As a new mini-invasive technique, robotic surgery has shown its superiority in many disease therapies, which is gradually applied in splenology. A robotic surgery system allows for an exquisite dissection due to the high definition and stereoscopic vision and tremor reduction along with perfect maneuverability. These characteristics make it possible to perform complex and advanced surgical procedures. Some surgeons have published their experience with the robot-assisted PS [9, 10].
With regard to the laparoscopic technique, most data focus on laparoscopic decapsulation, while in the literature the feasibility of laparoscopic partial splenectomy for splenic cysts has been well established [10, 11].

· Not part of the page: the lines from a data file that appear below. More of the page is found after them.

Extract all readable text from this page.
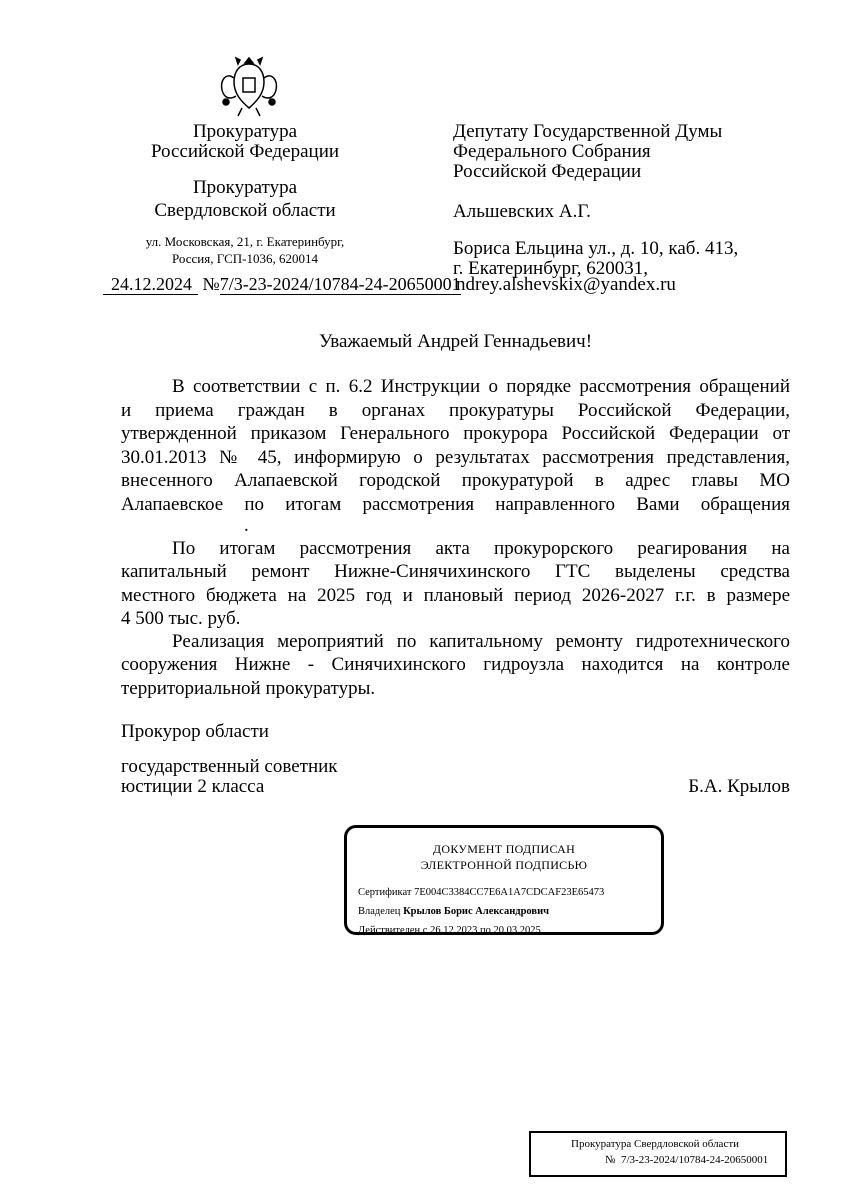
Прокуратура
Российской Федерации
Прокуратура
Свердловской области
ул. Московская, 21, г. Екатеринбург,
Россия, ГСП-1036, 620014
24.12.2024 №7/3-23-2024/10784-24-20650001
Депутату Государственной Думы
Федерального Собрания
Российской Федерации
Альшевских А.Г.
Бориса Ельцина ул., д. 10, каб. 413,
г. Екатеринбург, 620031,
ndrey.alshevskix@yandex.ru
Уважаемый Андрей Геннадьевич!
В соответствии с п. 6.2 Инструкции о порядке рассмотрения обращений
и приема граждан в органах прокуратуры Российской Федерации,
утвержденной приказом Генерального прокурора Российской Федерации от
30.01.2013 № 45, информирую о результатах рассмотрения представления,
внесенного Алапаевской городской прокуратурой в адрес главы МО
Алапаевское по итогам рассмотрения направленного Вами обращения
.
По итогам рассмотрения акта прокурорского реагирования на
капитальный ремонт Нижне-Синячихинского ГТС выделены средства
местного бюджета на 2025 год и плановый период 2026-2027 г.г. в размере
4 500 тыс. руб.
Реализация мероприятий по капитальному ремонту гидротехнического
сооружения Нижне - Синячихинского гидроузла находится на контроле
территориальной прокуратуры.
Прокурор области
государственный советник
юстиции 2 класса	Б.А. Крылов
ДОКУМЕНТ ПОДПИСАН
ЭЛЕКТРОННОЙ ПОДПИСЬЮ
Сертификат 7E004C3384CC7E6A1A7CDCAF23E65473
Владелец Крылов Борис Александрович
Действителен с 26.12.2023 по 20.03.2025
Прокуратура Свердловской области
№ 7/3-23-2024/10784-24-20650001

A total of 21 cases of the nonparasitic splenic cyst were compared with laparoscopic partial splenectomy. The results showed that intraoperative hemorrhage in the robotic group was significantly less than that in the laparoscopic group. There were no postoperative complications in the robotic group, while 2 cases occurred in the laparoscopic group (left pleural effusion and operative area effusion). In this case, the robot-assisted regular partial splenectomy was performed to prevent the patients from having low comprehensive immunity and more precise excision of the lesion. The procedure was smooth, the field of vision was clear, and the bleeding was less. In practice, it is found that the magnification effect of the robotic surgical system is stronger than that of laparoscopy. It has more advantages for the fine anatomy of the two-degree splenectomy vascular pedicle and can better perform regular partial splenectomy. As a new minimally invasive technique, it has more room for development, though there are still many problems. With problems and controversies, but with the continuous updating of surgical instruments and equipment, the continuous progress of basic and clinical research of spleen, the accumulation of surgical experience, and the improvement of surgical skills, this method of operation will be applied more and more.

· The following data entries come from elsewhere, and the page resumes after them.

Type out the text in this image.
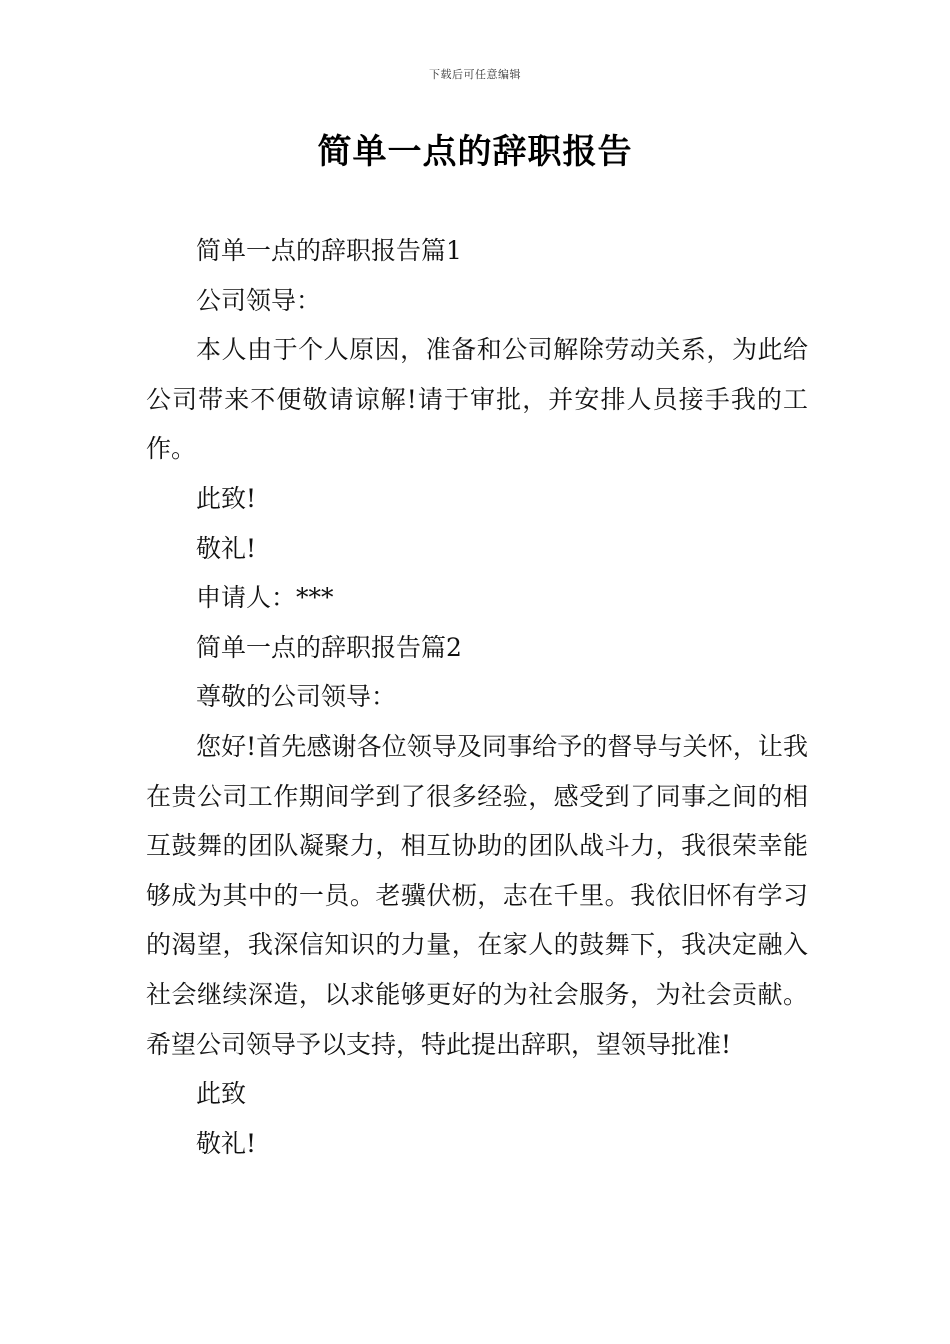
下载后可任意编辑
简单一点的辞职报告

简单一点的辞职报告篇1

公司领导：

本人由于个人原因，准备和公司解除劳动关系，为此给公司带来不便敬请谅解!请于审批，并安排人员接手我的工作。

此致!

敬礼!

申请人：***

简单一点的辞职报告篇2

尊敬的公司领导：

您好!首先感谢各位领导及同事给予的督导与关怀，让我在贵公司工作期间学到了很多经验，感受到了同事之间的相互鼓舞的团队凝聚力，相互协助的团队战斗力，我很荣幸能够成为其中的一员。老骥伏枥，志在千里。我依旧怀有学习的渴望，我深信知识的力量，在家人的鼓舞下，我决定融入社会继续深造，以求能够更好的为社会服务，为社会贡献。希望公司领导予以支持，特此提出辞职，望领导批准!

此致

敬礼!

While it might be difficult technically to manage partial laparoscopic splenectomy and bleeding from the cut edge of spleen, it can be performed safely with the understanding of the spleen’s vascular anatomy. The spleen is divided primarily into two lobes on the basis of vascular distribution. In our case, the demarcation line was formed when the upper lobe vessels were ligated. It is easily accessible without loss of blood for partial splenectomy.
The robot-assisted technique may be the most appropriate for partial splenectomy, as it enables great dissection. The value of partial splenectomy for selected benign diseases in preserving the immune function has been well demonstrated. The comparison of complete and partial laparoscopic splenectomy in children They found that laparoscopic partial splenectomy was as successful as complete laparoscopic splenectomy, although more pain, longer time for oral intake, and longer hospital stay were present in the partial category. The technical challenge associated with partial laparoscopic splenectomy is another factor to consider. The robotic approach is able to overcome the limitations inherent in laparoscopy, especially for hilar dissection and vascular isolation. A partial splenectomy requires effective splenic branch dissection, and in our experience, 3D vision robotic technology and the wrist-like equipment allow good vascular control. In comparison, by applying pledgets, the hemostasis of the cut segment after the parenchymal transection can be performed well. The robot can also be helpful for this challenging task.
In conclusion, robot-assisted PS is a promising option for the treatment of splenic cysts, which provides an alternative method to the standard laparoscopic approach especially in difficult cases. However, more series and prospective studies are required to further compare the effects of laparoscopic and robotic approaches.
Conflicts of Interest
The authors declare that they have no conflicts of interest.